In connection with the issuance of the 2018 Notes, the Company entered into cross-currency swap transactions in respect of each tranche of the 2018 Notes, which effectively reduced the interest rates on the Series P Notes to 1.82% per annum, the Series Q Notes to 2.15% per annum, the Series R Notes to 2.42% per annum, the Series S Notes to 2.55% per annum and the Series T Notes to 2.90% per annum (see Note 8, Derivative instruments and hedging activities).

Interest on the First Closing Notes, and the Series K and L Notes is payable semi-annually on April 1 and October 1 of each year until all principal is paid.

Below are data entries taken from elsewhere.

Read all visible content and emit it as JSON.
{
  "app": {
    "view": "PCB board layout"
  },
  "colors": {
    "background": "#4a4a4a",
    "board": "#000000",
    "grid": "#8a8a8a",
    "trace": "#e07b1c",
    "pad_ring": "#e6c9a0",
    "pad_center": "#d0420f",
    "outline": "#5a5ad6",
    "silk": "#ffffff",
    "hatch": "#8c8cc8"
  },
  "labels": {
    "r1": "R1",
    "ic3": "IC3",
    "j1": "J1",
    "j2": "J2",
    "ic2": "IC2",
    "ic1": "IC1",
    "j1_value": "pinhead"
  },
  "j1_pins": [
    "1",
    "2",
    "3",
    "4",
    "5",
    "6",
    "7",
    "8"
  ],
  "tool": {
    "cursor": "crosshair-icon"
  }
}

Interest on the Series F Notes is payable semi-annually on April 15 and October 15 of each year until all principal is paid. Interest on the 2016 Notes is payable semi-annually on March 23 and September 23 of each year, until all principal is paid. Interest on the Series J Notes is payable quarterly on January 1, April 1, July 1 and October 1 of each year until all principal is paid. As of March 31, 2020, the Series J Notes bore interest at an effective rate of 2.94%. Interest on the 2018 Notes is payable semi-annually on May 30 and November 30 of each year until all principal is paid.

Debt Issuance Costs

Unamortized debt issuance costs associated with the Notes of $2,299 as of March 31, 2020 and $2,478 as of September 30, 2019 were recorded as a reduction in “Long-term debt, less current portion” in the Condensed Consolidated Balance Sheets. Unamortized debt issuance costs associated with Woodward’s existing and previous revolving credit agreements of $2,541 as of March 31, 2020 and $2,840 as of September 30, 2019 were recorded as “Other assets” in the Condensed Consolidated Balance Sheets. Amortization of debt issuance costs is included in operating activities in the Condensed Consolidated Statements of Cash Flows.